Abstract

Epidemiological studies investigating transmission chains of tuberculosis are undertaken worldwide to tackle its spread. CRISPR locus diversity, called spoligotyping, is a widely used genotyping assay for Mycobacterium tuberculosis complex (MTBC) characterization. Herein, we developed a house-made targeted next-generation sequencing (tNGS) spoligotyping, and compared its outputs with those of membrane-based spoligotyping. A total of 144 clinical MTBC strains were retrospectively selected to be representative of the local epidemiology.
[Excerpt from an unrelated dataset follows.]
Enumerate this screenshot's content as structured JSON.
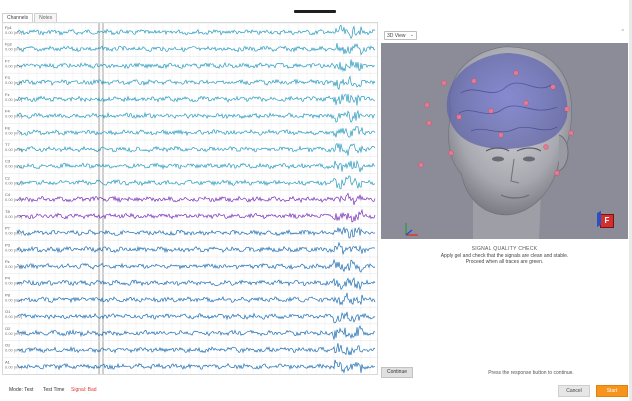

Data analysis of a training set allowed for the setting of “presence”/“absence” thresholds for each spacer to maximize the sensibility and specificity related to the membrane-based spoligotyping. The thresholds above, in which the spacer was considered present, were 50 read per millions for spacers 10 and 14, 20,000 for spacers 20, 21, and 31, and 1000 for the other spacers. The confirmation of these thresholds was performed using a validation set. The overall agreement on the training and validation sets was 97.5% and 93.8%, respectively. The discrepancies concerned six strains: Two for spacer 14, two for spacer 31, and two for spacer 32. The tNGS spoligotyping, whose thresholds were finely-tuned during a careful bioinformatics pipeline development process, appears be a technique that is reliable, inexpensive, free of handling errors, and automatable through automatic transfer into the laboratory computer system.